| My argument is different. The article is studying the macro situation, my comment focuses on the micro. You can argue an exploitative strategy on the macro, but the individual themselves is still getting a product they are assumedly fine paying for (and there's a big assumption that "people wouldn't buy it otherwise" if priced a cent above) . The harm on the micro level is negligible, and you can even argue the macro level doesn't fundentally harm society like so many other modern tactics. Environments aren't impacted, liberties are not breached. Children are not exploited. There's no slippery slope towards some gambling addiction. It's not opening a door for hate. >You can say you don't really care, and that may be true about addressing the problem, but making arguments for why this isn't actually a problem suggests you care about the topic in a way that compels you to dismiss it, at the very least. It's a discussion, I care about seeing others viewpoints.

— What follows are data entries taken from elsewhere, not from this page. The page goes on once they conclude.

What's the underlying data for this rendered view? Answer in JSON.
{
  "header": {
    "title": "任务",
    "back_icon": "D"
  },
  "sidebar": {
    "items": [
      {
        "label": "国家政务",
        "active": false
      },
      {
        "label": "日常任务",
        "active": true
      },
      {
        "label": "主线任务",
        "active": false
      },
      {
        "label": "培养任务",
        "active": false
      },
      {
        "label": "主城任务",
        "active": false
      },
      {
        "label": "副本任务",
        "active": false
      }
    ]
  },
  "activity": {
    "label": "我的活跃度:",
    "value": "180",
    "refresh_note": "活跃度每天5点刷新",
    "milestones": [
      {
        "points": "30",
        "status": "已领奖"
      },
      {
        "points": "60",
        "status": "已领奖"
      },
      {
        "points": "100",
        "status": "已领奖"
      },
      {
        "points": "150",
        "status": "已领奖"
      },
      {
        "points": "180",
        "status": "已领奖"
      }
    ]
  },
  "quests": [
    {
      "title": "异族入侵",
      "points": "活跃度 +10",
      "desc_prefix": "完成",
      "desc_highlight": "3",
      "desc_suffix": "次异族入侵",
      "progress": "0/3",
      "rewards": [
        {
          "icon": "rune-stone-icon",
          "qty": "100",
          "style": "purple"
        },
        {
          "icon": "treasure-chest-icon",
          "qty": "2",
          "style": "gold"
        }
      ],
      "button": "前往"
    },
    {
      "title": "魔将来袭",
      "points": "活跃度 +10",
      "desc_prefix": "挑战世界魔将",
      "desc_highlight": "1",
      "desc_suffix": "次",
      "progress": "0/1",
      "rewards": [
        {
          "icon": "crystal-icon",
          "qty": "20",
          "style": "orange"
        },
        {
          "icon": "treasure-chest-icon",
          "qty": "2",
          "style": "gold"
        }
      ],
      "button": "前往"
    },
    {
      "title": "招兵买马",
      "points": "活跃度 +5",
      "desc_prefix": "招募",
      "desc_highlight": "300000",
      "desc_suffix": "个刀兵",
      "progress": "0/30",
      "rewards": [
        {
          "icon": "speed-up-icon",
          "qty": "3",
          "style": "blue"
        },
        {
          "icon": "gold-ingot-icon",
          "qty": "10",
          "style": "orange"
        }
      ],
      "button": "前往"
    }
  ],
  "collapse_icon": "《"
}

But I don't feel very challenged here. The questions above are all the things I'd hope to have more viewpoints revealed on when I made my comment up chain. So far it's simply been 2 instances of "why are you defending this?" a question on me instead of a glimpse into you and the GGP. It's a conversation, not a debate (invoking privation fallacy doesn't exactly change my mindset here. Even if I'd "lose" a formal debate). So I answered that question. I'm "defending this" because it feels trivial but so many are riled up about this. Claiming they won't even participate in purchasing such products. Which is baffling to me. I More than free to clarify if that's unclear, but I hope I can hear others' viewpoints as well. Because I don't get the big deal outside of in a moral vaccuum. In reality, it's comparatively trivial even if we only focus on how pricing works (e.g. The US sales tax problem). |
I don't think households need to be spending 8% more of money they don't have (if we're considering rising household debt) when they go out shopping. The issue is probably more evocative than it logically should be for some people because of the aroma of deception around it. Making superficial changes to price to take advantage of human distortions in quantity to get them to spend more has at least a shade of deception to it (I don't say that as a valid argument, just hoping to lend some context for why people would get worked up over it).
If you don't think that's adequate to make it a 'problem'... well, fair enough, I'm not entirely convinced either. But I'm not seeing a very strong case being made for the contrary, besides 'other things are more important' and the interesting claim that consumers must not be impacted because they're still buying these products ("Of course they love their job, wouldn't they quit otherwise?")
Thank you for the thoughtful response.